In RA, there has been some promising research on a new IL-6 inhibitor, sarilumab, a fully human anti–IL-6Ra monoclonal antibody that binds membrane-bound and soluble human IL-6R with high affinity. Dr. Farrell said that the MOBILITY Phase 3 clinical trial found sarilumab 150 mg and 200 mg groups, combined with methotrexate, to demonstrate statistically significant improvements as compared with placebo. Treatment groups also showed significant improvements in functional and radiographic outcomes.
In addition, a non-inferiority study published in August, working with patients with moderate to severe chronic plaque psoriasis, found tofacitinib to be non-inferior to etanercept. Dr. Farrell also said that ongoing Phase III studies are looking at tofacitinib’s efficacy in PsA and that researchers are studying modified release formulation of tofacitinib.
She said work has been done on applying IL-17 inhibitors in the treatment of both psoriasis and RA. The IL-17 inhibitor, secukinumab, has shown benefit in patients with PsA in the FUTURE trials.

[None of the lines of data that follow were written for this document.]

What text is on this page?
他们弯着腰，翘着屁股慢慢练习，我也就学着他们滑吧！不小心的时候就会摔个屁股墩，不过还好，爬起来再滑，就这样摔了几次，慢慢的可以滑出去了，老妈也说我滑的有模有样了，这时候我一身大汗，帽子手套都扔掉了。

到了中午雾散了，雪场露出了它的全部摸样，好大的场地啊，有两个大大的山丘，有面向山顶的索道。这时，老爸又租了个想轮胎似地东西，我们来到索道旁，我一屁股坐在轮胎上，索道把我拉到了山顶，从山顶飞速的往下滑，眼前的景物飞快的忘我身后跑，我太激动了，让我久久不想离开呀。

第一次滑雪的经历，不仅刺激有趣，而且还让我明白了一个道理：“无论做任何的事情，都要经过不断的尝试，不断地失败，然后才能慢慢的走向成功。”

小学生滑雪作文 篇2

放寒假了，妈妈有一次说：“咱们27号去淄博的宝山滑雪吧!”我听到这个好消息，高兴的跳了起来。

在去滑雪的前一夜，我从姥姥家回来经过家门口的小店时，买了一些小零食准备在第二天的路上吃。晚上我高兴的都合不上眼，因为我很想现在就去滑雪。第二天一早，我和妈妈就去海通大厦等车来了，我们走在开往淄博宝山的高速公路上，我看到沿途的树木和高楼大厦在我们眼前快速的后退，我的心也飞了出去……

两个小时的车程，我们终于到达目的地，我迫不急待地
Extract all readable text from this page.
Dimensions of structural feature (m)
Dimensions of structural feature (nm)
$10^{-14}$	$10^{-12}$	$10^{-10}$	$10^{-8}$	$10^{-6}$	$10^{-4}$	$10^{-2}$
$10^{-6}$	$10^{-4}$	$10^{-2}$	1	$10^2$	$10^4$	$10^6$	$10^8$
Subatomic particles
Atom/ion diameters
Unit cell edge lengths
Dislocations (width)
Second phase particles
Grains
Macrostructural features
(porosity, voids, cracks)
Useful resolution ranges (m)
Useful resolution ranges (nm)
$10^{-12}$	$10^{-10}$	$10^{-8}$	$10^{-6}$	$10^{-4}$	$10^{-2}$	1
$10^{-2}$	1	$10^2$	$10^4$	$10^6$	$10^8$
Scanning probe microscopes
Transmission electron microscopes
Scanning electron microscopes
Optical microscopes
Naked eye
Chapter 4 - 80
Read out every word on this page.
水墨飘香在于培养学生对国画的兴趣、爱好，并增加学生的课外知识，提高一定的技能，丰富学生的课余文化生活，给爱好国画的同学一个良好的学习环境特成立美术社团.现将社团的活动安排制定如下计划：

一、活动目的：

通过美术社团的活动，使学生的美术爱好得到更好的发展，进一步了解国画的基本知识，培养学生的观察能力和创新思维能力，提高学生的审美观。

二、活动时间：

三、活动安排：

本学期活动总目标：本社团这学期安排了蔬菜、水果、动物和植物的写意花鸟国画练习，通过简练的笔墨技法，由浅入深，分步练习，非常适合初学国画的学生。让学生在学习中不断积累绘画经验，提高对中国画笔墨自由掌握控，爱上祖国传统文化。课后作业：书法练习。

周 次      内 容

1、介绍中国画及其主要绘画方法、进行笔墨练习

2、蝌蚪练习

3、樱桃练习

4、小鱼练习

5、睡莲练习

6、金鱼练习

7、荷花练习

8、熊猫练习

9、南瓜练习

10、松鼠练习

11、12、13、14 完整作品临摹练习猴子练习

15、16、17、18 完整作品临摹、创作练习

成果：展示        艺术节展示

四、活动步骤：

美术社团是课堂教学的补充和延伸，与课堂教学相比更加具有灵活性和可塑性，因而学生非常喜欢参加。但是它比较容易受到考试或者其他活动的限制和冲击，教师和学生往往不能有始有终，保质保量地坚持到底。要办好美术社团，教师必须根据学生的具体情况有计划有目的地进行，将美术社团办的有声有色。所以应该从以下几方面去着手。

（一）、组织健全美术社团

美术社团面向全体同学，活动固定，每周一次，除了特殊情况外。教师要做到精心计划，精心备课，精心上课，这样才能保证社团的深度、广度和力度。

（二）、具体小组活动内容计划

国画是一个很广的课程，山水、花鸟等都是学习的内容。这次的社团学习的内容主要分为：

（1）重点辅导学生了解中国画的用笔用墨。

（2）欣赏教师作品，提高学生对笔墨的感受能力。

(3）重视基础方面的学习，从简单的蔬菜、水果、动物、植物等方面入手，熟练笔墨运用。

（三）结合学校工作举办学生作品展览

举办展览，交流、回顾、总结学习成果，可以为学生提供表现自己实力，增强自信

Improvements observed with subcutaneous secukinumab 300 mg and 150 mg were sustained over one year of treatment in the majority of patients (64 percent for both doses). Moreover, ACR50 response rates were also sustained to one year in secukinumab 300 mg and 150 mg (44 percent and 39 percent, respectively.)
Some of today’s first-line biologics can cause serious adverse effects. Immunosuppression, for instance, can lead to serious infections. Dr. Farrell said the hope is that these new therapies can minimize those problems.
“Although infections are always going to be something we are concerned about, hopefully some of these newer agents — being more specific and more targeted — will have fewer adverse effects associated with them,” she said.
Dr. Farrell said it was great to see so many potential new therapies in the pipeline, especially for patients who don’t respond well to today’s standard therapies. It’s hard to know at this point whether any of these new agents are better than the ones we have, she said, “but the good thing is that we have more options.”
The complexity of the immune system offers a lot of different therapeutic targets, she said.
“Because our immune system is so smart,” Dr. Farrell said, “we know (patients) are not going to respond to the same drugs forever, so it is important we have other treatment options to target the disease state from different angles.”